The claimant, while crossing the road, tripped on a defect in the carriageway of the road, located close to the kerb within a parking bay.
Cars were very often parked within the bay and the defect would not have been visible when a vehicle was parked in the bay. The judge held that the defect was dangerous and that the highway authority’s system of inspection was sub-standard so that the statutory defence was not made out.
The judge considered that the highway authority could reasonably have been expected to know that the condition of the highway at the point where the claimant fell was dangerous, even though the defect may have been covered by a parked car at the time of inspection. He concluded that there was significant rutting in the area, some of which would have been visible outside the parking bay. The inspector should have seen the defects at the carriageway side of the parking bay and that should have triggered a more thorough investigation.
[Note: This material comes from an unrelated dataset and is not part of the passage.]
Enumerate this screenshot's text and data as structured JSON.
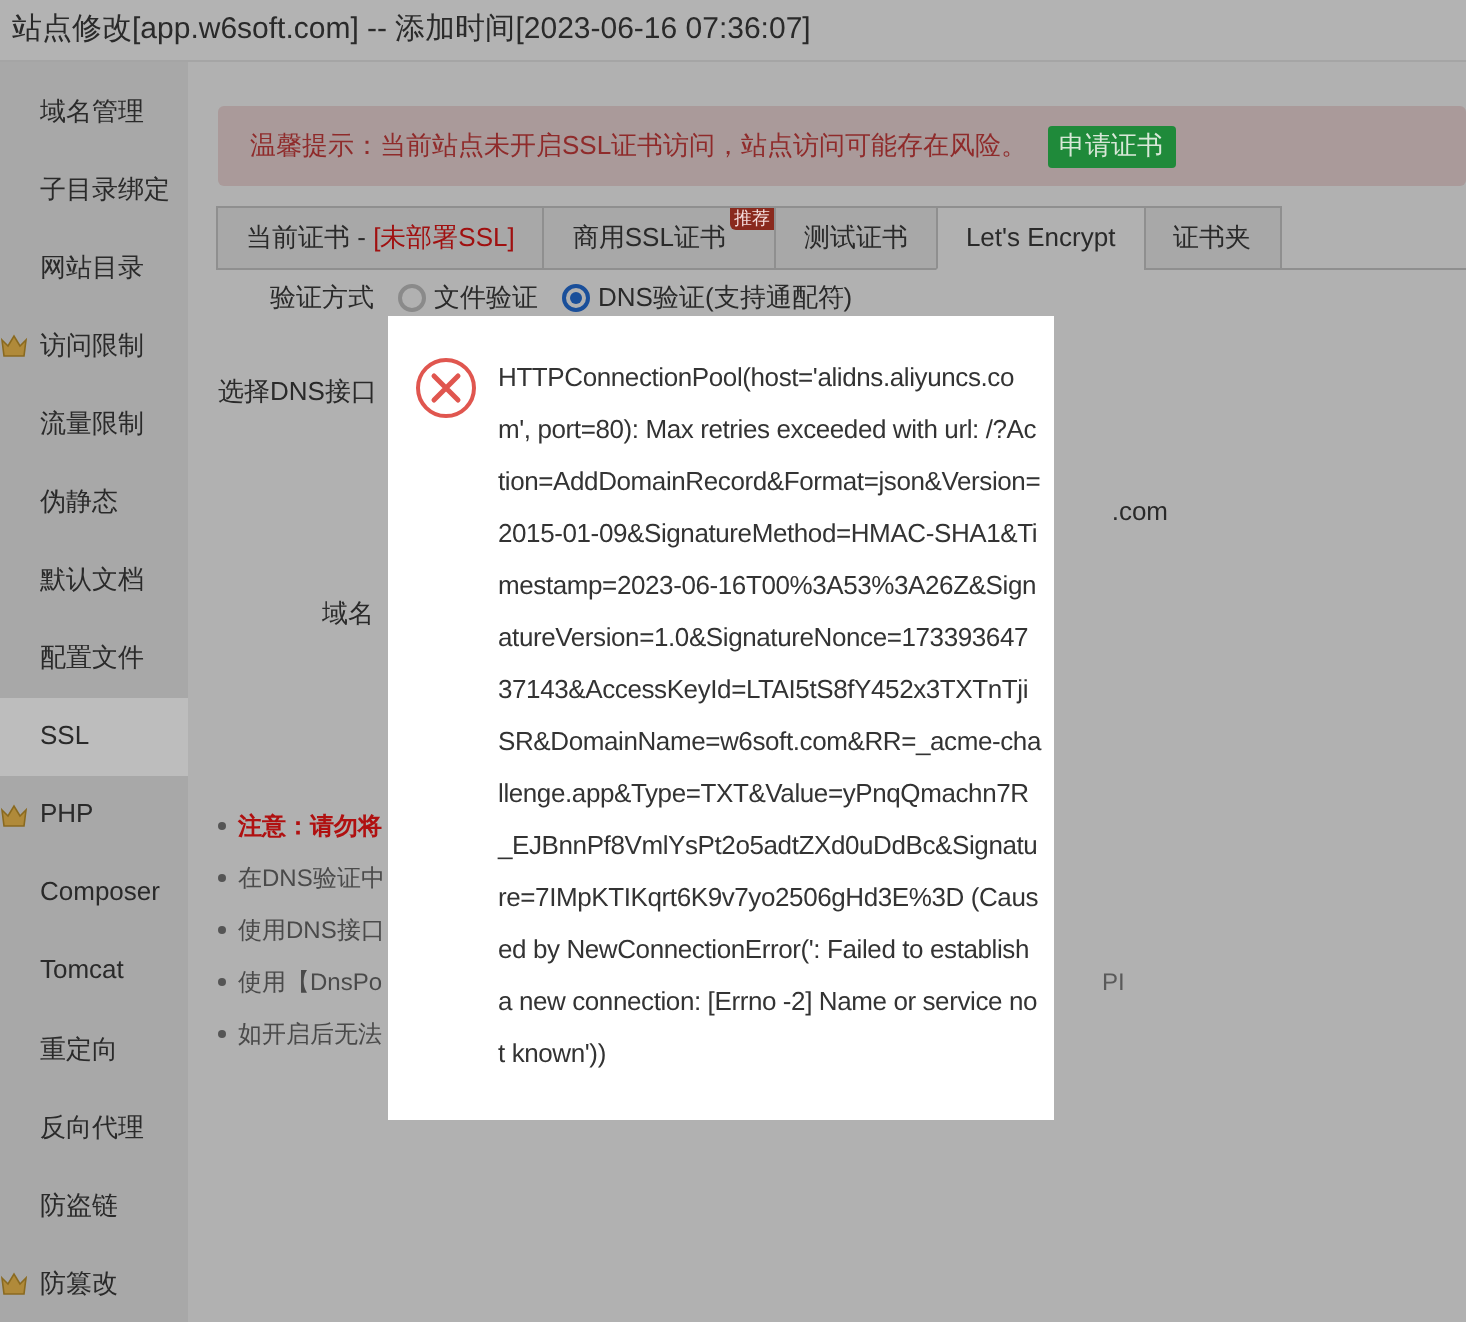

The highway authority appealed to the High Court on the basis that the judge’s approach would impose too high a standard on highway authorities. However, the High Court upheld the judge’s
decision and dismissed the appeal. The presence of some danger or defect at one part of the carriageway may be sufficient to trigger alarm bells that something may be wrong on other parts, so as to require investigation. The judge’s approach was saying no more than that the area of road had significant and serious dangers that were visible and even if cars were parked on the accident location, the presence of those other significant and visible defects should have triggered investigations. This would have led to the defect in the accident location being discovered and repaired. There was no need for there to be a visible continuation between the accident location and other defective parts of the highway. It will be a question of fact in each case whether there were circumstances which triggered a need for further investigations. If this required moving a parked car, that in itself was not unreasonable.